Evocative Work That Focuses on Artists’ Perception of the Natural World
Friday, June 22, 2007
Gallery Talk 6 pm / Reception 7 pm
Exhibition Dates: June 19 – July 21, 2007
June 8, 2007—Baltimore, MD ~ Maryland Art Place’s upcoming exhibition, Obsessive Aesthetics, features four artists who employ labor-intensive and meticulous art making methods in the creation of their work. The artist’s perception of the natural world is demonstrated in their subject matter and the near obsessive state reached in creating this highly process-based work.
Larry Bamburg’s kinetic installations incorporate tiny shards of the natural world via string, photographs, lights, and fans. His work examines, and replicates the phenomena of growth and decay, and man’s perception of and place within those cycles. The evocative motion of the swirling installation provokes viewers to interpret what they see, revealing both the object as pure form, as an image, or as neither all at once.
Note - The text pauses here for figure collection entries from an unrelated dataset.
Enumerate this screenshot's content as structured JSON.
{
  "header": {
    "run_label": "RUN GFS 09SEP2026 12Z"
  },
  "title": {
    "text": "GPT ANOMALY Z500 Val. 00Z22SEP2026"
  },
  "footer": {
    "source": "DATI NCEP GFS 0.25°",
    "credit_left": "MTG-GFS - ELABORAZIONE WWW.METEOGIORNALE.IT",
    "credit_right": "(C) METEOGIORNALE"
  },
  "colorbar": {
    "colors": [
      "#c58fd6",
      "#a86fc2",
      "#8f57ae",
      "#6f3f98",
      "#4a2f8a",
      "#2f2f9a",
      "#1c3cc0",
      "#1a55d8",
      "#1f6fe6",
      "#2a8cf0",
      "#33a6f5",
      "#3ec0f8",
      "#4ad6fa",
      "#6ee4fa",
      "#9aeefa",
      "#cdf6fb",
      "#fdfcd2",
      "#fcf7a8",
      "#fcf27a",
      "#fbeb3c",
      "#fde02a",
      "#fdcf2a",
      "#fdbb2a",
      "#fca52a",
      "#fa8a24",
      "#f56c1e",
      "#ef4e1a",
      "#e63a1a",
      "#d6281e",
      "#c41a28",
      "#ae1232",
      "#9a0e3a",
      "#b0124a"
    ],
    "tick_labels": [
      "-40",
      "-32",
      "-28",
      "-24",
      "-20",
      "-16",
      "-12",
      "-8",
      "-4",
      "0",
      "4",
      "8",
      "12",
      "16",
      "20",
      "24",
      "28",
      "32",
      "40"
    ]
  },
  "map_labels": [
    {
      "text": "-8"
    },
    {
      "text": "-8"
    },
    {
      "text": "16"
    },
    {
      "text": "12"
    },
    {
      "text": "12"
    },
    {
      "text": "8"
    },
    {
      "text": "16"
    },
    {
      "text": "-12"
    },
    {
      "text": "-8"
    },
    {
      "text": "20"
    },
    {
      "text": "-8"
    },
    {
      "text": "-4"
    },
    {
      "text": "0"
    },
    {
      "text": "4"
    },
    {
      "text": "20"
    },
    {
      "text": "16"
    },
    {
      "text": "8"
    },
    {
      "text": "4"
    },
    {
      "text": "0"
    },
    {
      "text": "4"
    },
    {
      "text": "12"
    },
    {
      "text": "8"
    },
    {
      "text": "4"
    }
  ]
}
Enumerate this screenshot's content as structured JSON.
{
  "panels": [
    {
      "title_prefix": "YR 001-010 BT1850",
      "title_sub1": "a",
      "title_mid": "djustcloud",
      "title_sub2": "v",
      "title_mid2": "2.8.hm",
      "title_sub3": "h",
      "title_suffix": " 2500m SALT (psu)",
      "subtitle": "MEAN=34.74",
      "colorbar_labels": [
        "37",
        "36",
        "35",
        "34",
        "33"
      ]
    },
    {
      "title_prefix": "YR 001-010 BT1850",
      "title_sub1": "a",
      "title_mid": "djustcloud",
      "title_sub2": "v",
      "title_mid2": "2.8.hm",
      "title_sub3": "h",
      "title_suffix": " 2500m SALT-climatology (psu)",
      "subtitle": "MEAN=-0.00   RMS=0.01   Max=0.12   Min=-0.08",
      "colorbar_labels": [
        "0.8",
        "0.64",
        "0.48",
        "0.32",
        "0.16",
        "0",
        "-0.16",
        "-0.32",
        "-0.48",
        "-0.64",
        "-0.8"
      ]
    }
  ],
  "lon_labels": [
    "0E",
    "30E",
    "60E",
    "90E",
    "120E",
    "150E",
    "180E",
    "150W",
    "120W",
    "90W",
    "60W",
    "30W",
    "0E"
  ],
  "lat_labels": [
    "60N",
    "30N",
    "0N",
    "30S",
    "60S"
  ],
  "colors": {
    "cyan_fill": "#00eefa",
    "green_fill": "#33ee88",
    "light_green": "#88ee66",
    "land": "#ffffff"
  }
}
Dawn Gavin works extensively with maps to examine place, geography, and one’s perceptions thereof, through intricate constructions and reassemblages of atlas and map fragments. “My interest in maps belies a long-term preoccupation with boundaries. These zones of demarcation, both real and imagined, constitute the perceived edges of the self and the formation of identity.”
Leslie Hirst searches out the elusive four-leaf clover as the subject matter for her mixed media paintings. Harvested during outside excursions, Hirst considers the act of collecting clovers “a type of documentation of my existence and passage in the environment.” After carefully pressing and categorizing the clovers, she creates drawings and paintings that depict her navigation through the landscape as represented by the placement of these botanical phenomena. Embedded within layers of paint and epoxy resin, the clovers in Hirst’s paintings “reference the dialog between natural and artificial elements inherent in the environment.”
Renee van der Stelt’s work examines the earth, natural systems, galaxies and perceptions of space. Her sculptures and drawings are produced through cutting or repeatedly puncturing the surface of paper with a pin or shaped punch. The punctures represent a topographic perspective of space whose appearance varies according to the direction and points in which light enters. Van der Stelt’s work also explores strategies for mapping three-dimensional space and movements around the globe such as wind, water current and bird migration patterns.
Maryland Art Place (MAP) is a not-for- profit center for contemporary art established in 1981 to: develop and maintain a dynamic environment for regional artists to exhibit their work, nurture and promote new ideas and new forms, and facilitate rewarding exchanges between artists and the public through educational leadership. Gallery hours are Tuesday through Saturday, 11am to 5pm. There is no admission charge to enter the gallery or to participate in MAP’s regularly scheduled programming.